Matplotlib

Matplotlib is a really popular plotting library that really allows you to customize.

Most of the time, just use the functional approach.

import matplotlib.pyplot as plt
plt.plot()

For equal aspect ratio of plots, use

plt.gca().set_aspect('equal')

However, if there are multiple plots, you can do

figure, axis = plt.subplots(2, 2) # 2 rows, 2 columns
 
plt.show()
plt.savefig(bbox_inches = "tight")

For imshow, the default origin is upper, which places the [0, 0] index of the array in the upper left corner of the Axes. The convention (the default) ‘upper’ is typically used for matrices and images.
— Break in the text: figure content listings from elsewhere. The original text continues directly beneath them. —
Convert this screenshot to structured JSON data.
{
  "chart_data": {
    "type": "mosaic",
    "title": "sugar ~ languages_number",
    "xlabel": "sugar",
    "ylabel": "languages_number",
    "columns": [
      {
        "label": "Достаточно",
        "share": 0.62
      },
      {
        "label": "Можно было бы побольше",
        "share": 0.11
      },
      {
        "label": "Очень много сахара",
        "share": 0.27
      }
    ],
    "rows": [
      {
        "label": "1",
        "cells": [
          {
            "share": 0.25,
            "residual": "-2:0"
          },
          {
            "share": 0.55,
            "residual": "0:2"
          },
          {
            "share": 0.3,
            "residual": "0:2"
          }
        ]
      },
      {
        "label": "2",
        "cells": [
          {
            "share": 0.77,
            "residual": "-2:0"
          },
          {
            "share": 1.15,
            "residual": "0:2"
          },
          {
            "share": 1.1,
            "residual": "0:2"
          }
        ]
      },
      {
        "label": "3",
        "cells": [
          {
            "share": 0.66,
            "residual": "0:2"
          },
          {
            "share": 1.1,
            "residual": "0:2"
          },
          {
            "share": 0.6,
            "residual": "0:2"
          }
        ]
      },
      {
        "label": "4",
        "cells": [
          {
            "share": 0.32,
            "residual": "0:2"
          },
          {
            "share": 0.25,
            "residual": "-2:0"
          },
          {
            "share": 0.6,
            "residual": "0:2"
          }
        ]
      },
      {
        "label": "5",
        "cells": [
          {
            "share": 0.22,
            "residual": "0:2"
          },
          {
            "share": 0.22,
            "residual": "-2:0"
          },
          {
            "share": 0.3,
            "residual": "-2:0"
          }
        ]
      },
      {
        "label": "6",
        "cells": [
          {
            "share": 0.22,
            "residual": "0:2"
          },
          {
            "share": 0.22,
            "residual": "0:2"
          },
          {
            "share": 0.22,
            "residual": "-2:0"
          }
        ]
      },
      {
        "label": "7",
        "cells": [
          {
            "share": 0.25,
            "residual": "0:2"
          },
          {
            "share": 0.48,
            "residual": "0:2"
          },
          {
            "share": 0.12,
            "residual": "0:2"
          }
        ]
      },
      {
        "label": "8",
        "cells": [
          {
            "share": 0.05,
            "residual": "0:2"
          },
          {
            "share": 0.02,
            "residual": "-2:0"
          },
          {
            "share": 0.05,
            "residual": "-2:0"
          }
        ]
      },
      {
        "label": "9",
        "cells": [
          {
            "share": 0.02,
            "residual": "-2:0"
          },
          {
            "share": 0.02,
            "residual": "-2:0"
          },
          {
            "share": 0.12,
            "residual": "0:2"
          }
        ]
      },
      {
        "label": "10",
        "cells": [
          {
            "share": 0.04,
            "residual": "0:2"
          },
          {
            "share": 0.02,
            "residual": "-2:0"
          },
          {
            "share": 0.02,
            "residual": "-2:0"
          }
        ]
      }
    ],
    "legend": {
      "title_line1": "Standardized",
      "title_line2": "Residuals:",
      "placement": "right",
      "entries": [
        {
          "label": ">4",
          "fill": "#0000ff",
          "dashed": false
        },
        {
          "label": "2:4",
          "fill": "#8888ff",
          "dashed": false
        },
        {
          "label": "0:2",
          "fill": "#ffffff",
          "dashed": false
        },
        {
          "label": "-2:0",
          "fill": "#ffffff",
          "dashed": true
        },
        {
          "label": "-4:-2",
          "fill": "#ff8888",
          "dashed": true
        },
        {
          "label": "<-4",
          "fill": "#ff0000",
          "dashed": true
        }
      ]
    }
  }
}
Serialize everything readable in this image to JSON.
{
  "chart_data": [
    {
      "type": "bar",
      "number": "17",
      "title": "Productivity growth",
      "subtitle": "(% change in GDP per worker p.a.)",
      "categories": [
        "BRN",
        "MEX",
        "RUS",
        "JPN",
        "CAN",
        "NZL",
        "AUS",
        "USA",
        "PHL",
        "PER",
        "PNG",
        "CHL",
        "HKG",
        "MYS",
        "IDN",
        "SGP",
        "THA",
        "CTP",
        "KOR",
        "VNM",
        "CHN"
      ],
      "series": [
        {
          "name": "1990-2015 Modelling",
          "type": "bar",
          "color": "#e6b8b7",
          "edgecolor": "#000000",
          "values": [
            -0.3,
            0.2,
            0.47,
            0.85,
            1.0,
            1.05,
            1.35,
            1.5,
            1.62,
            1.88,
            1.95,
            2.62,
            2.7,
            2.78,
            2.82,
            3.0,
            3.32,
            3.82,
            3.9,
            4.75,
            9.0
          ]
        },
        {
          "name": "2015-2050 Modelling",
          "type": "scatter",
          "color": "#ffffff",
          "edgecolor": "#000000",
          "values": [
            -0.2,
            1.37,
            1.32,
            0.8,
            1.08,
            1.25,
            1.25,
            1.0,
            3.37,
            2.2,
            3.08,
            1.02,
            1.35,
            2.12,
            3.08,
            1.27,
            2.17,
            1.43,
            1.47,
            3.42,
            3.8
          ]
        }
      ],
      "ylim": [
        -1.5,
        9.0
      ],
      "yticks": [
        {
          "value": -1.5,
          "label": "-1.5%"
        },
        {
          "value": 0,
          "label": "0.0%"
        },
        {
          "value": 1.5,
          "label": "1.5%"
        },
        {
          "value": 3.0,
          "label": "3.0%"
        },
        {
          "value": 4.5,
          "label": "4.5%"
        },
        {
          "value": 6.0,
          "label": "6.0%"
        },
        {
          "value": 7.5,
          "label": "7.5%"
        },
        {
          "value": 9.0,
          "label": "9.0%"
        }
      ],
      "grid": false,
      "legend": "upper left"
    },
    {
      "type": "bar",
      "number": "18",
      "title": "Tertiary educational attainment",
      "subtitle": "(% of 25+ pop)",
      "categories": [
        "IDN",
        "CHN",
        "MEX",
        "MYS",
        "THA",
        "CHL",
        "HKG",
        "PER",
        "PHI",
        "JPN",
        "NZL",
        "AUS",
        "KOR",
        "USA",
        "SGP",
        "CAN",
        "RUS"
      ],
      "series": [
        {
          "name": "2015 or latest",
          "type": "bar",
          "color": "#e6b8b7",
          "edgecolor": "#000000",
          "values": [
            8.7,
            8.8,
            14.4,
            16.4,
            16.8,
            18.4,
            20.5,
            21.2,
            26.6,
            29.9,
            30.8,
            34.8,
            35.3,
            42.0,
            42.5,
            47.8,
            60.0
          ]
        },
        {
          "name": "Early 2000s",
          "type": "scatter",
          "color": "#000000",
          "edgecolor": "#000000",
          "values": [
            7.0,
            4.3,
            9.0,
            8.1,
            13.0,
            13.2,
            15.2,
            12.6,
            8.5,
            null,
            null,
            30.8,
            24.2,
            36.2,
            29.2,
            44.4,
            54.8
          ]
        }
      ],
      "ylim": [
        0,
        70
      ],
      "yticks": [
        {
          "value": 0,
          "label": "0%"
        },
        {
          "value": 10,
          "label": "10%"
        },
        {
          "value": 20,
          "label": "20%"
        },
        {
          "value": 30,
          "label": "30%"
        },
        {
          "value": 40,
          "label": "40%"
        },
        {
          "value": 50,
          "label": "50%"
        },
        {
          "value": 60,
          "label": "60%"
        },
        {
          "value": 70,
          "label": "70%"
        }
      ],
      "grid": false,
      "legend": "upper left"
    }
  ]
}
fig, (ax1, ax2) = plt.subplots(1, 2, figsize=(20, 12), dpi=100)
fig.tight_layout()
 
# Adding sensor location
sns.scatterplot(x='x_sensor', y='y_sensor', data=adj_scaled_sensor_df, s=120, color='black', ax=ax1)
sns.scatterplot(x='x_sensor', y='y_sensor', data=adj_scaled_sensor_df, s=120, color='black', ax=ax2)
 
ax1.axis('off')
ax2.axis('off')
ax1.set_title("Title 1")
ax2.set_title("Title 2")
ax1.get_legend().remove()
ax2.get_legend().remove()
fig, (ax1, ax2) = plt.subplots(2, 1, figsize=(20, 10), dpi=100)
 
ax1.plot(robot_rssi_merged['y_robot'])
ax2.plot(robot_rssi_merged_using_time['y_robot'])
ax1.set_title("Robot-y Position aligned using Tag ID, Sequence Number and Time (Method #1)")
ax2.set_title("Robot-y Position aligned using Time (Method #2)")

List of Plot Types

Using the Blues cmap makes it look pretty nice.

https://matplotlib.org/stable/plot_types/index.html

Some Really nice graphs

import matplotlib.pyplot as plt
%matplotlib inline
 
plt.figure(figsize=(16,16))
plt.imshow(N, cmap='Blues')
for i in range(27):
	for j in range(27):
		chstr = itos[i] + itos[j]
		plt.text(j, i, chstr, ha="center", va="bottom", color='gray')
		plt.text(j, i, N[i,j].item(), ha="center", va="top", color='gray')
plt.axis('off')

Generates the graph below, super nice! Use plt.axis('off') so you don’t see the axes.

From the Optimal Transport notebook, originally here

# Compute the Cost Matrix between bakeries and Cafes
C = ot.dist(bakery_pos, cafe_pos)
ax = pl.subplot(122)
im = pl.imshow(C, cmap="coolwarm")
pl.title('Cost matrix')
cbar = pl.colorbar(im, ax=ax, shrink=0.5, use_gridspec=True)
cbar.ax.set_ylabel("cost", rotation=-90, va="bottom")

# Plot the matrix and the map
f = pl.figure(3, (14, 7))
pl.clf()
pl.subplot(121)
pl.imshow(Imap, interpolation='bilinear')  # plot the map
for i in range(len(bakery_pos)):
    for j in range(len(cafe_pos)):
        pl.plot([bakery_pos[i, 0], cafe_pos[j, 0]], [bakery_pos[i, 1], cafe_pos[j, 1]],
                '-k', lw=3. * ot_emd[i, j] / ot_emd.max())
for i in range(len(cafe_pos)):
    pl.text(cafe_pos[i, 0], cafe_pos[i, 1], labels[i], color='b', fontsize=14,
            fontweight='bold', ha='center', va='center')
for i in range(len(bakery_pos)):
    pl.text(bakery_pos[i, 0], bakery_pos[i, 1], labels[i], color='r', fontsize=14,
            fontweight='bold', ha='center', va='center')
pl.title('Manhattan Bakeries and Cafés')
 
ax = pl.subplot(122)
im = pl.imshow(ot_emd)
for i in range(len(bakery_prod)):
    for j in range(len(cafe_prod)):
        text = ax.text(j, i, '{0:g}'.format(ot_emd[i, j]),
                       ha="center", va="center", color="w")
pl.title('Transport matrix')
 
pl.xlabel('Cafés')
pl.ylabel('Bakeries')
pl.tight_layout()

Color Scheme

cmap options

Seaborn

Wrapper around Matplotlib

Plotly

Use this only if you want to have the graph interactive, else matplotlib seems like a great option. I think I will still to matplotlib, and customize the graphs so it looks great.